If NLC = _Northwest Lineman College_ I suggest checking with electric utilities and also with contractors who cater to public utilities, such as MasTech.


----------



## mbovee (6 mo ago)

Almost Retired said:


> what is your location?
> we have guys here from the NWT in canada to florida, and main to southern cal, and everywhere in between
> if you are willing to move most of us can give you an opportunity to check
> if you dont want to move give us an area of your choosing


I'm currently in north Texas but I am up for a change. I'd like a colder climate. preferably Idaho, Montana, Wyoming, Colorado. somewhere like that.


----------



## Almost Retired (Sep 14, 2021)

mbovee said:


> I'm currently in north Texas but I am up for a change. I'd like a colder climate. preferably Idaho, Montana, Wyoming, Colorado. somewhere like that.

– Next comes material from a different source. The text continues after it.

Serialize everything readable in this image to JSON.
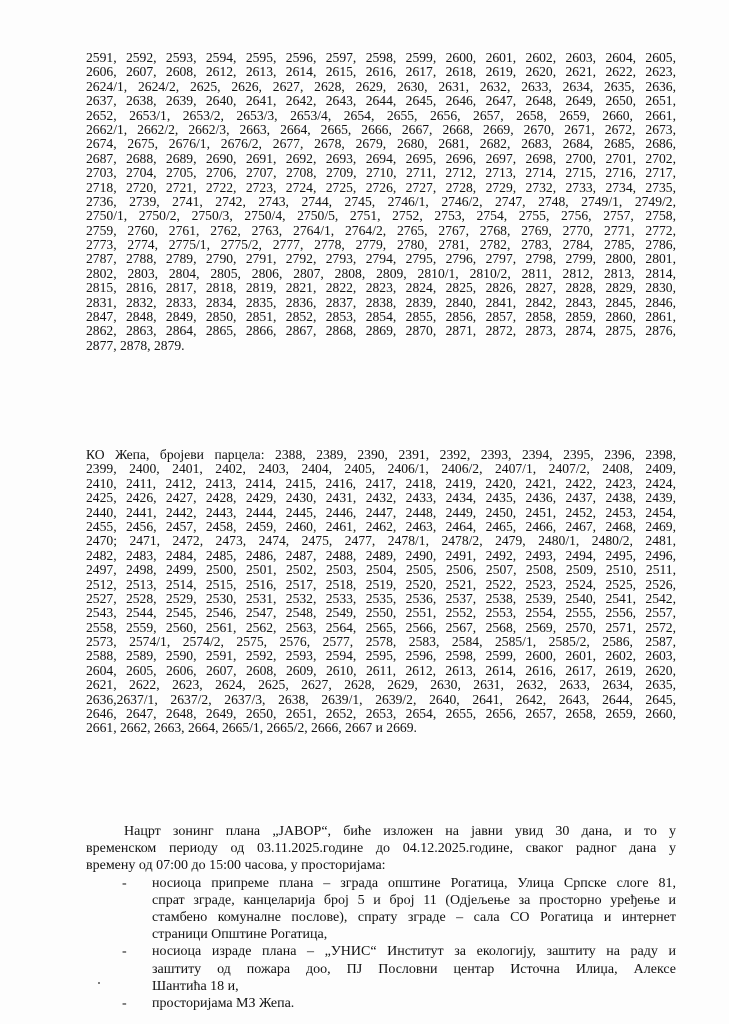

if you are interested in instrumentation/plc work
talk to @just the cowboy he is in colorado
and he is always looking for trainees and entry level people


----------



## Almost Retired (Sep 14, 2021)

start reading the past threads on here and check out the location of any person whose work sounds interesting to you
as i said there are many of us almost every where, plenty up north
i am in north central la, so too far south


----------